Artificial Intelligence in Radiology: highlights of ECR 2020
ECR 2020 – dedicated to AI in radiology – in its first-ever online formula has ended. 15,265 Professional Delegates from 130 countries participated in the virtual congress and a technical exhibition. They were sharing knowledge and experience but all from the comfort of home.
It is the most important radiology and radiographic event in Europe. It can’t have been easy to move from a live event to online quickly, but the result has been brilliant. Fantastic booths, Q&A sessions, insightful lectures, great people to talk to. We have received all these unforgettable impressions during each ECR over the years and the past edition has delivered similar experiences. However, we all felt the shadow of a pandemic. Once again, we could all witness that radiologists are early birds when it comes to applying new technologies (and artificial intelligence) into the healthcare industry being agile is the core meaning of this approach.
Power of radiology
Most recently it has been covid-19 that reminded us about the power of medical imaging. Moreover, the promise present in medical images, is still hidden. To reveal the full potential of data, radiologists need to be equipped with the right tools. And as we believe artificial intelligence can meet this challenge. Algorithms can reduce clinicians’ workloads. Delivering images read quickly yet accurately. Although these words are constantly repeated at all radiological conferences. Although there has been clear progress in the use of AI in different imaging modalities and different therapeutic areas, radiologists are still reporting that their workload is permanently increasing:
„In a survey of 50 radiologists practising in the United States, 90% reported their workload had increased over the last 3 years, and 28% said it had increased by more than 20%. The primary reason, cited by 78% of those who reported a heavier workload was the increasing number of scans. As the academic literature affirms, the more scans conducted, the greater the need for radiologists to read them quickly yet accurately.”
Source: Alan Alexander et al., An Intelligent Future for Medical Imaging: A Market Outlook on Artificial Intelligence for Medical Imaging. https://doi.org/10.1016/j.jacr.2019.07.019
Artificial Intelligence in Radiology
Our focus during this year ECR panels was obviously Artificial Intelligence in radiology. “We have been implementing Machine Learning and Deep Learning solutions in the healthcare industry. Moreover, developing software as a medical device for years. Although we have processes in place for achieving those goals, there must always be a place to learn more about best-practices, pitfalls and talk about struggles. Our permanent development is necessary to deliver better products and solutions for our clients” – says Ewa Kieczka, Business Line Manager in our team.
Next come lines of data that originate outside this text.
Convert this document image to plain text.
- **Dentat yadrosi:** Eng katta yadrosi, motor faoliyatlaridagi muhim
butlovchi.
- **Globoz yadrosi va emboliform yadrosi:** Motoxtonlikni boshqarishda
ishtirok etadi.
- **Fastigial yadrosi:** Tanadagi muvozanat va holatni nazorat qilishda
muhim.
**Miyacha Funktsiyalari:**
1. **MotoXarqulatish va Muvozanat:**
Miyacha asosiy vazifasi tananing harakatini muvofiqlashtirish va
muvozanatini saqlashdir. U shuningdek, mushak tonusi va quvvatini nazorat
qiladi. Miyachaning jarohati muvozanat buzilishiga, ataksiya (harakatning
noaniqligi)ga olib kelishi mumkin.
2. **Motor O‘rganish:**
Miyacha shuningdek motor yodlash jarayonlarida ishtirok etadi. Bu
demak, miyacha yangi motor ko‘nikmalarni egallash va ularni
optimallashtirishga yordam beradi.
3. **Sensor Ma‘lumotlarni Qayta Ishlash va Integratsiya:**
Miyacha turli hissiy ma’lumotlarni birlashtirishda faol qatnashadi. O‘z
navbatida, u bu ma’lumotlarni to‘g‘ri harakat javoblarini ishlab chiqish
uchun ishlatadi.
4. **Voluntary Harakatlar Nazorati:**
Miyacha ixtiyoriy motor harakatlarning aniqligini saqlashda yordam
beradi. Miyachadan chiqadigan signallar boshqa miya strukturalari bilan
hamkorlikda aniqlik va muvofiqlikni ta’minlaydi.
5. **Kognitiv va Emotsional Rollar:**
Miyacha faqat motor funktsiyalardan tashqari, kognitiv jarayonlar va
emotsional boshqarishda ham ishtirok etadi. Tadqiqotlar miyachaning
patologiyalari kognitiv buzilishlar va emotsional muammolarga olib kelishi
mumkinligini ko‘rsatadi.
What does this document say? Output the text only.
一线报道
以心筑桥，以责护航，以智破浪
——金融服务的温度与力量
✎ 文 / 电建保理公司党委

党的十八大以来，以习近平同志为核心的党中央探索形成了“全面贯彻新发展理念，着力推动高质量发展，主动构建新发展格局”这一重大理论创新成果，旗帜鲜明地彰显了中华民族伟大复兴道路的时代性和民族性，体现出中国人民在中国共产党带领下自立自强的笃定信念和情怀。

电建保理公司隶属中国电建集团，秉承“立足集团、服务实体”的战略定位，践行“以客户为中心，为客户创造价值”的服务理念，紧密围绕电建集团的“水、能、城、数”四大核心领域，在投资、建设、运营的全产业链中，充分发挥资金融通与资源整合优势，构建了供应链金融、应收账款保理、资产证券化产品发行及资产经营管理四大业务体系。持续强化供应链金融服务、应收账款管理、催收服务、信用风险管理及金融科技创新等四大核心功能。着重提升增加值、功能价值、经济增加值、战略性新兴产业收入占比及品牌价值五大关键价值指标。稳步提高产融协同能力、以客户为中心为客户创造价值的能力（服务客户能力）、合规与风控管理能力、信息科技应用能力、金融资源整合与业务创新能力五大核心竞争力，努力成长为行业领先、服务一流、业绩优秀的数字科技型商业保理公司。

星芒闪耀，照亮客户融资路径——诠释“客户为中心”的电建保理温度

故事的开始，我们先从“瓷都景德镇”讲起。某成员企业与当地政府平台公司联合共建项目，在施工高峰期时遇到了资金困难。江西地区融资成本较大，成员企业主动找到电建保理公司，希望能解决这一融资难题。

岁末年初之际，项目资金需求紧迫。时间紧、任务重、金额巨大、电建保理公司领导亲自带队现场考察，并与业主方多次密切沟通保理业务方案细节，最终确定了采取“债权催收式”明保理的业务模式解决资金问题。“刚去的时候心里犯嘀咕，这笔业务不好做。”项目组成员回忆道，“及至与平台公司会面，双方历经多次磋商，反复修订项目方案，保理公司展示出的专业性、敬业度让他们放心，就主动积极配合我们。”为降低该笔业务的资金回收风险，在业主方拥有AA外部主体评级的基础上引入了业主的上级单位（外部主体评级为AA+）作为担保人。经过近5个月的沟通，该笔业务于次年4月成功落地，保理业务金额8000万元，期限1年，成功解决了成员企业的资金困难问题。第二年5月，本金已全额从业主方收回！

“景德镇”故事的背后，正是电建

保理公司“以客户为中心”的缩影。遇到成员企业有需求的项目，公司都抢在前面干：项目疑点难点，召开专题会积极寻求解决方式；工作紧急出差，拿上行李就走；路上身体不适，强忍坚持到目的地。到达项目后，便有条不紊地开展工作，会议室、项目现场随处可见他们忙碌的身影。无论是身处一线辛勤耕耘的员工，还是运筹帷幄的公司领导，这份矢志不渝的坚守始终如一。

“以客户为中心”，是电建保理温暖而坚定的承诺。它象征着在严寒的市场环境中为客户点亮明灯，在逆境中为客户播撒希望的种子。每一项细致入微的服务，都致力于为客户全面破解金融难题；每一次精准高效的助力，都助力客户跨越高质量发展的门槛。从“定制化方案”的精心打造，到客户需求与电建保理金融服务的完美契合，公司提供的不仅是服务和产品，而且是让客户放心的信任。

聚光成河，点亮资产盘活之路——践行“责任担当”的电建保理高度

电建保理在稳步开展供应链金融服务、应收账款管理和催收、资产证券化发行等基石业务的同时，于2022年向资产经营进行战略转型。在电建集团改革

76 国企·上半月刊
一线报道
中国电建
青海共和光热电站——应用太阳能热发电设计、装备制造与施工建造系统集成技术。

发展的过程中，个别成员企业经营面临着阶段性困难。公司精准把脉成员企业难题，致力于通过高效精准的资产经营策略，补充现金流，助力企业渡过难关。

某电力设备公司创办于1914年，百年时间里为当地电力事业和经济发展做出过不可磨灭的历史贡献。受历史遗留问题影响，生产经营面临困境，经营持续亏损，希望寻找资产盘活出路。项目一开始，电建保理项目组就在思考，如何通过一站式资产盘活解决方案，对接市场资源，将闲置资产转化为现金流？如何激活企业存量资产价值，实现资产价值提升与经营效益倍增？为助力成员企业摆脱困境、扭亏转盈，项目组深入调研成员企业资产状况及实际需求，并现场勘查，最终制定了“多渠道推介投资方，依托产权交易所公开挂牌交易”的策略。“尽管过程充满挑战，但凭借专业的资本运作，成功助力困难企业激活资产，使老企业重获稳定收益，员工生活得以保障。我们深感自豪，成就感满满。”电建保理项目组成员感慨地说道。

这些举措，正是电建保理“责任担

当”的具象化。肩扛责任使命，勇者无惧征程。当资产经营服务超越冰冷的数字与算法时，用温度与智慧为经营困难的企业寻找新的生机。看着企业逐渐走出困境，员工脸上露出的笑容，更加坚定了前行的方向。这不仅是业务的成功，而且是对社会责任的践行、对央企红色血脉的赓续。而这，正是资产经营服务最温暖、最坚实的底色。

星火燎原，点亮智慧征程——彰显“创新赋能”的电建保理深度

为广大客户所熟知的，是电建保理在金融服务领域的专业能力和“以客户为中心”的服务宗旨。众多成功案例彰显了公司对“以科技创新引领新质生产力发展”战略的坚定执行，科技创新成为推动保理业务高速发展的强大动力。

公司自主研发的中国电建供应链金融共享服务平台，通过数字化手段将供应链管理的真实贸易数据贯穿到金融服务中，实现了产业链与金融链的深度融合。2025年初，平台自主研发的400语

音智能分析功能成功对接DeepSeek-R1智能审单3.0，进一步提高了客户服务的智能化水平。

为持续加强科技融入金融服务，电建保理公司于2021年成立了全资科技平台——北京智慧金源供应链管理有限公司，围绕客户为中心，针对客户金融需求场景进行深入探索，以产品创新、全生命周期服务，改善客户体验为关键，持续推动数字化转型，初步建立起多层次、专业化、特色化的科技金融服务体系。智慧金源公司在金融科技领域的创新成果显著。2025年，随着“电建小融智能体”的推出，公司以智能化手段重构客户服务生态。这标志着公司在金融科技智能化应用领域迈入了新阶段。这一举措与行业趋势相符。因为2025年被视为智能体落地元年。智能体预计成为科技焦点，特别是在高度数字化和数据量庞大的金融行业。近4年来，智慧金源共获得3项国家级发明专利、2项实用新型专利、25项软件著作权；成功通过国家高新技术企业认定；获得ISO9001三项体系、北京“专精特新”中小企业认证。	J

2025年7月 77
Our ECR 2020 Artificial Intelligence highlights
The first panel about AI in Radiology during ECR 2020 The Summer Edition was a great introduction to deep learning and radiomics in the service of radiologist. All the speakers (Marleen de Bruijne, Ben Glocker, Nickolas Papanikolaou) agreed that Machine Learning experts and radiologists live in symbiosis rather than rivalry. They suggested procedures to follow in the development of AI in radiology. They were talking how to avoid frequent problems with bias and overfitting in the medical imaging data. Moreover, how to select between radiomics and Deep Leaarning. In his “causality matters” thesis, Ben Glocker presented how important causal relationships are in medical imaging data. Does the image cause the prediction target or vice versa?
The second panel about AI in clinical practice during ECR 2020 provided us with a load of information about use cases and assessment of AI algorithms in radiology. Bibb Allen presented the ecosystem for developing AI algorithms that can be effectively translated to clinical practice – the matter on which in Future Healthcare we are heavily focused on. Lena Maier-Hein, in the search for objective evaluation of AI challenges, mentioned the MICCAI and BraTS Challenge we regulary take part in, and showed how the evaluation metrics may drastically affect the ranking.
Luis Marti-Bonmati closed the session with a review of the current level of AI adoption in clinical practice. He showed that there is still much to achieve in this domain. Our AI specialist, Krzysztof Kotowski summarises: “The high-quality panels about artificial intelligence in Radiology during ECR2020 are a clear proof that there is a bright future for the cooperation of machine learning developers and radiologists. Hope we can meet next year face-to-face with the speakers.”